Mani-GS adaptive-scaling ablation
The paper also shows that Mani-GS's per-triangle adaptive scaling is itself a major artifact source. When enabled, thin or near-degenerate triangles cause splat covariances to blow up under articulation. Phase 2 rotation refinement reduces but does not eliminate the resulting spikes. This is why the main paper reports Mani-GS with adaptive scaling disabled: that setting is materially stronger.
Oracle mesh-deformation ablation
To isolate the rendering representation from geometry and skinning quality, the paper drives all methods from the same ground-truth mesh sequence. In this setting, the geometry and poses are no longer the source of error: the baselines and RigPAPR all receive identical oracle articulation. The result is decisive: both mesh-bound splat baselines still show joint-boundary tiling artifacts at the deformed frame, while RigPAPR does not. This supports the paper's central claim that the artifact is representation-inherent rather than a consequence of imperfect rigs or geometry.
Interpretation of the Main Findings
The strongest evidence in the paper is not just that RigPAPR improves a benchmark number or two, but that it fixes a specific failure mode that remains even under oracle deformation. The ablations show that depth priors matter early, tracking helps in Phase 2, and the auto-rig is valuable, but the key robustness gain comes from pairing LBS with a covariance-free interpolation-based representation. In other words, the method does not rely on patching per-splat artifacts after the fact; it changes the underlying primitive so that the rendering process is inherently compatible with articulated motion.

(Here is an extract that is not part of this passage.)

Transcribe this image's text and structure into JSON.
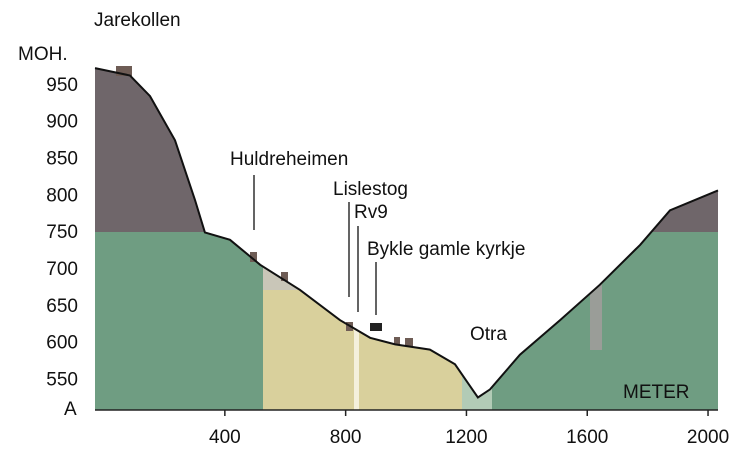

The paper also makes a practical point relevant to talking-head or conversational-AI pipelines: a fixed-viewpoint driving video is exactly the kind of motion source that I2I/I2V systems produce most directly, so the method is aligned with content that may be available without multi-camera capture. At the same time, the output is a re-posable rigged asset, which is useful for animation and re-targeting, not just video replay.
Limitations
The limitations are straightforward and important. First, the method inherits the failure modes of its 2D scaffolding: Phase 1 depends on monocular depth, and Phase 2 depends on 2D tracking. If those priors are wrong, the error propagates into the recovered articulation, and the single fixed view does not provide enough constraints to correct it. Second, the auto-rigging stage is load-bearing; if the inferred skeleton or initial skinning is poor, later optimization can only partially recover, especially on shapes outside the auto-rigger's comfort zone. Third, regions occluded in the binding frame receive no appearance supervision during canonical pretraining, so when articulation later reveals them they may appear as holes or stray colors rather than coherent surface detail.
The broader-impact discussion also notes a social risk: the same pipeline that can turn a capture into a rigged asset could be misused to re-animate real people without consent. The authors recommend consent-aware capture practices, provenance tags, and downstream detection if such systems are deployed on human subjects.
Conclusion
RigPAPR's main contribution is to connect articulated animation with a representation whose primitives do not carry fixed per-primitive shape. By auto-rigging a static PAPR cloud and animating it directly from a fixed-viewpoint driving video, the method recovers a re-posable 3D asset that renders cleanly under articulation and generalizes better to novel viewpoints than the Gaussian-splat and mesh-based baselines reported in the paper.